By Sharon Samber, HIAS.org

Last week, in an effort to gain a deeper understanding of one of the more complex issues facing U.S. society, more than 20 rabbis, cantors, and activists spent three days at U.S.-Mexico border on a human rights delegation led by HIAS and T’ruah, the rabbinic human rights organization.

The group, with representatives from across the country, toured the Otero County Processing Center in Chaparral, New Mexico, an immigration detention facility where gay and transgender detainees alleged abuse recently, and Casa Franklin in El Paso, run by Southwest Key Programs, the country’s largest operator of shelters for migrant children, which is under investigation by the Department of Justice.

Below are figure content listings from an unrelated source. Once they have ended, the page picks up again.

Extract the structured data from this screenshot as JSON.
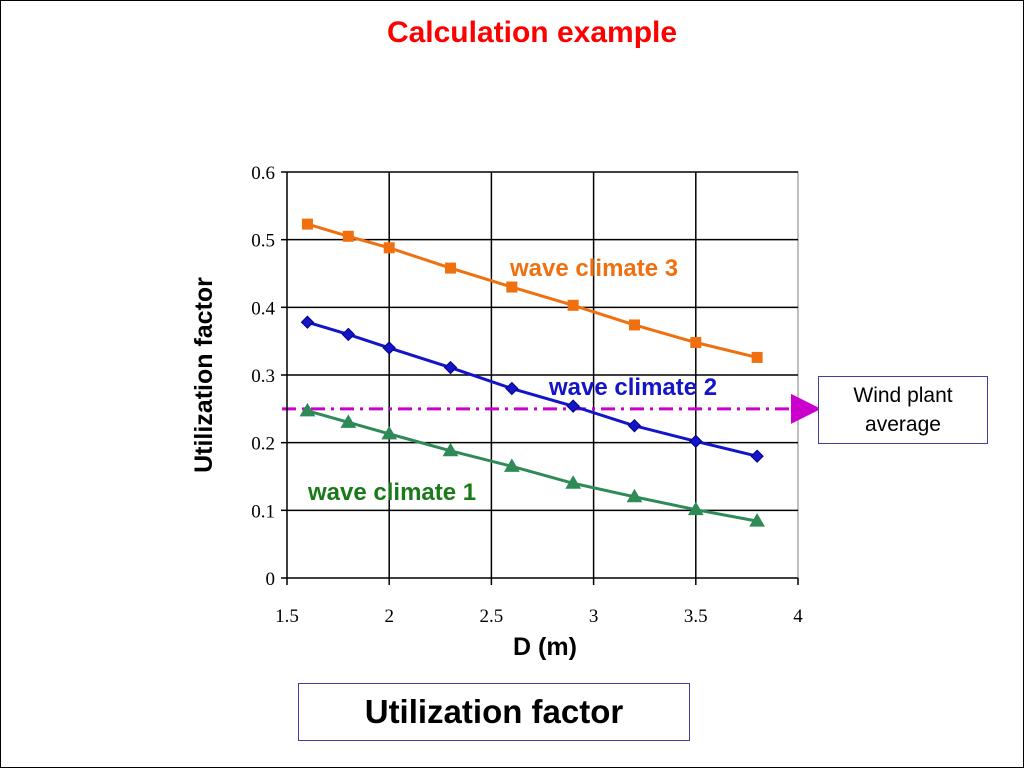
{
  "slide": {
    "title": "Calculation example",
    "caption": "Utilization factor"
  },
  "reference_box": {
    "line1": "Wind plant",
    "line2": "average"
  },
  "chart_data": {
    "type": "line",
    "title": "",
    "xlabel": "D (m)",
    "ylabel": "Utilization factor",
    "xlim": [
      1.5,
      4
    ],
    "ylim": [
      0,
      0.6
    ],
    "xticks": [
      1.5,
      2,
      2.5,
      3,
      3.5,
      4
    ],
    "yticks": [
      0,
      0.1,
      0.2,
      0.3,
      0.4,
      0.5,
      0.6
    ],
    "grid": true,
    "legend": "inline labels",
    "series": [
      {
        "name": "wave climate 3",
        "color": "#f07010",
        "marker": "square",
        "x": [
          1.6,
          1.8,
          2.0,
          2.3,
          2.6,
          2.9,
          3.2,
          3.5,
          3.8
        ],
        "y": [
          0.523,
          0.505,
          0.488,
          0.458,
          0.43,
          0.403,
          0.374,
          0.348,
          0.326
        ]
      },
      {
        "name": "wave climate 2",
        "color": "#1414c8",
        "marker": "diamond",
        "x": [
          1.6,
          1.8,
          2.0,
          2.3,
          2.6,
          2.9,
          3.2,
          3.5,
          3.8
        ],
        "y": [
          0.378,
          0.36,
          0.34,
          0.311,
          0.28,
          0.254,
          0.225,
          0.202,
          0.18
        ]
      },
      {
        "name": "wave climate 1",
        "color": "#2e8b57",
        "marker": "triangle",
        "x": [
          1.6,
          1.8,
          2.0,
          2.3,
          2.6,
          2.9,
          3.2,
          3.5,
          3.8
        ],
        "y": [
          0.247,
          0.23,
          0.213,
          0.188,
          0.165,
          0.14,
          0.12,
          0.101,
          0.084
        ]
      }
    ],
    "reference_line": {
      "value": 0.25,
      "color": "#cc00cc",
      "style": "dash-dot"
    },
    "label_colors": {
      "wave climate 3": "#f07010",
      "wave climate 2": "#1414c8",
      "wave climate 1": "#1a7a1a"
    }
  }
}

The delegation traveled across the border into Ciudad Juarez to tour a shelter which houses hundreds of asylum seekers; met with immigration advocates at the Hope Border Institute and Las Americas Immigration Advocacy Center; held a prayer service at the border wall; and visited Annunciation House, which runs a network of organizations and volunteers that shelter thousands of asylum seekers every week, who have been released en masse by ICE.

Later in the trip, the group crossed the border on foot, and witnessed some of the hundreds of asylum seekers who were being held by U.S. Customs and Border Protection (CBP) under the bridge at the Paso del Norte crossing. The group has since been moved to a CBP station.

These experiences made strong impressions to those on the trip. “The people we met on this delegation deserve to be welcomed with compassion, and instead their human rights are being denied, and they are treated with hostility, violence, and neglect,” said HIAS Director of Grassroots Campaigns Rebecca Kirzner. “It is a moral outrage, and an affront to not only our American values, but our Jewish values. As a people who are called to welcome the stranger, the Jewish community will advocate unceasingly for the rights of asylum seekers at our border and everywhere.”

CBP Commissioner Kevin McAleenan said last week that the immigration system is at its “breaking point.” The number of new arrivals in March was expected to reach 100,000, including 55,000 family members.

For Rabbi Amichai Lau-Lavie of the Lab/Shul, much of what he saw echoed the Passover story of Jews escaping Egypt. Whether it was the more than 1,000 men waiting for hearings in prison-like conditions, or families herded en masse through criminal hearings, or shelters on both sides of the border stretched far beyond capacity, Lau-Lavie said he will be influenced by the trip at his seder.

“This year, let’s not just repeat the master story of our historical liberation: Let’s be part of the movement that makes history happen now for millions who seek the freedom and dignity each one of us deserves,” he wrote in a letter to colleagues and communities.

Rabbi Salem Pearce, T’ruah’s director of organizing, highlighted the positive things she saw.

“In the face of the deep injustice being perpetrated at our border, we have also seen the goodness and humanity that has risen to respond to it ,” she said. “People who are providing shelter and legal assistance on both sides of the border are living out the values of welcome and compassion. It is a reminder to us that even in the face of darkness, there are people who bring light.”